Making Use of Lemongrass
I love herbs that have a lemony scent and flavor, and Lemongrass is one of those. I always grow a pot on my deck because it is so beautiful with its' grassy fronds waving in the breeze. And on top of that, it also chases away flies and wasps! But I've been a bit reluctant to use it in my cooking endeavors because I've never really done anything with it except make tea.
So I'm venturing out and promising myself a feast featuring Lemongrass. Some of the recipes look really good and easy too. First things first, I gotta learn how to harvest it. Gathering fresh leaves or stems and adding them to soups, stir fries and curries will add a lemon burst.
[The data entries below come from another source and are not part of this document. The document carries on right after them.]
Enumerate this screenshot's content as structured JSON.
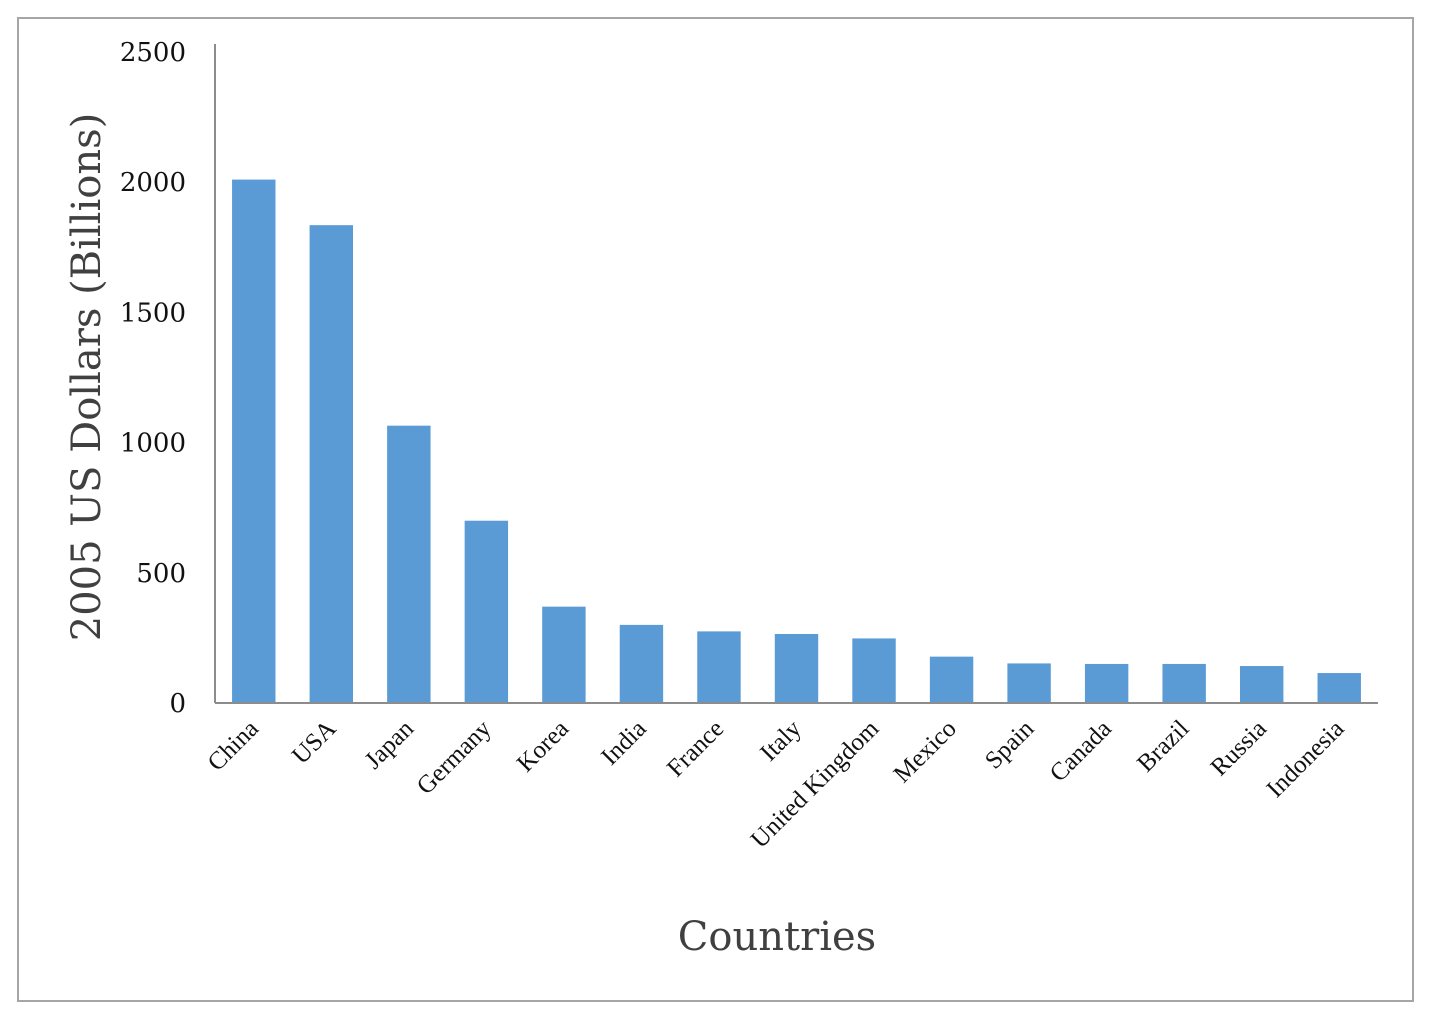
{
  "chart_data": {
    "type": "bar",
    "title": "",
    "xlabel": "Countries",
    "ylabel": "2005 US Dollars (Billions)",
    "categories": [
      "China",
      "USA",
      "Japan",
      "Germany",
      "Korea",
      "India",
      "France",
      "Italy",
      "United Kingdom",
      "Mexico",
      "Spain",
      "Canada",
      "Brazil",
      "Russia",
      "Indonesia"
    ],
    "values": [
      2010,
      1835,
      1065,
      700,
      370,
      300,
      275,
      265,
      248,
      178,
      152,
      150,
      150,
      142,
      115
    ],
    "ylim": [
      0,
      2500
    ],
    "yticks": [
      "0",
      "500",
      "1000",
      "1500",
      "2000",
      "2500"
    ],
    "ytick_values": [
      0,
      500,
      1000,
      1500,
      2000,
      2500
    ],
    "grid": false,
    "legend": "none",
    "bar_color": "#5b9bd5",
    "axis_color": "#8c8c8c"
  }
}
Just snip the leaves and add them as the recipe calls for. Otherwise, the bottom stems can be cut, smashed and chopped to add to the dish as you cook.
Here's a site, Spiceography, that tells you exactly how to cook with this versatile herb:
So now that I'm using it regularly, I don't want winter to be the end of my plant. A tropical plant, winters in Ohio are not good for it. So I'm going to bring my pot indoors to keep it going. Cymbopogon citratus or Lemongrass has many health benefits which I appreciate---anti-inflammatory, anti-bacterial, anti-fungal, and it is packed with vitamins.
My first recipe was a huge success. I made a Lemongrass Ginger Sauce and tossed it with shrimp and pasta. Yum! I got the recipe here:
I highly recommend using your beautiful Lemongrass in dishes---and if you don't grow it, go out and get a plant. It brings a brightness to your food and gives you a chance to try new recipes.